高座本「人情八百屋」を作成するにあたって考えを巡らせてみると、やはり談志さんは 、あたしが感謝をしなければならない噺家の一人かもしれない。
噺を教わったんだもの・・・・。
談志さんはこの噺、浪曲から移入させたようだが、この手のものは講釈にもあったであろう。
あたしは浪曲のようなお涙頂戴型ではなく、落語の人情噺として、あたしも涙するように構成した。
談志さんの落ちは「火付け」と「躾」、あたしは「仕付け」と「躾」の地口にした。
それも単なる地口で終わらせたら、言葉遊びの範疇に過ぎないので、その地口にも登場人物の感情を籠もらせたいと思って工夫したつもりなのだが・・・・。

https://www.youtube.com/watch?v=u6Wm2X-cj24
若き日の圓窓師匠が、談志師匠に稽古を付けてもらった様子が、手に取るようにわかります。

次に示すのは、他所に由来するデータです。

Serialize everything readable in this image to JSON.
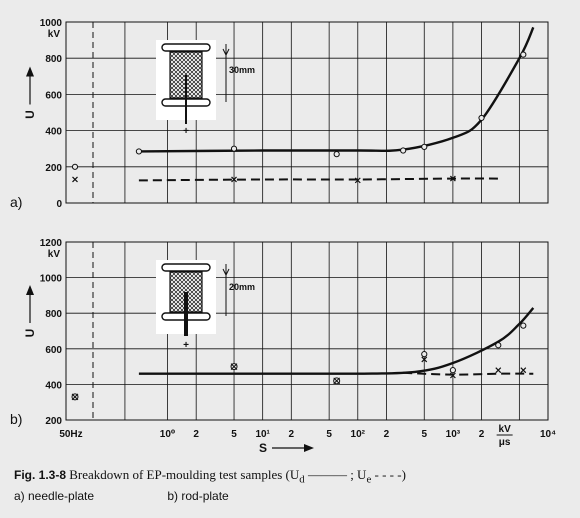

そして、談志師匠の芸、落語界での位置、そして功罪・・・・。
圓窓師匠にご指南をいただくようになって10年。
ちょっとしたご縁からではありましたが、僭越ながら、師匠と落語に対するメンタリティがぴったりだった幸運を感じます。
落語をこよなく愛する師匠が仰るのは、素晴らしい噺や話芸を受け継いで行くのには、プロもアマもないということだと思います。
談志師匠から教わって圓窓師匠が再構成した噺を、不肖ながら流三が受け継いで行く。
先日の高座では、談志師匠の出囃子「木賊刈り」を使いましたが、気がついてくださった方はいたでしょうか?
三遊亭ではなく三流亭ですが、私は圓窓師匠の噺を語り継がせていただきたいと思いました。
師匠に10年師事して来て、生意気かもしれませんが、そういう考えやスタンスもありだと思うようになりました。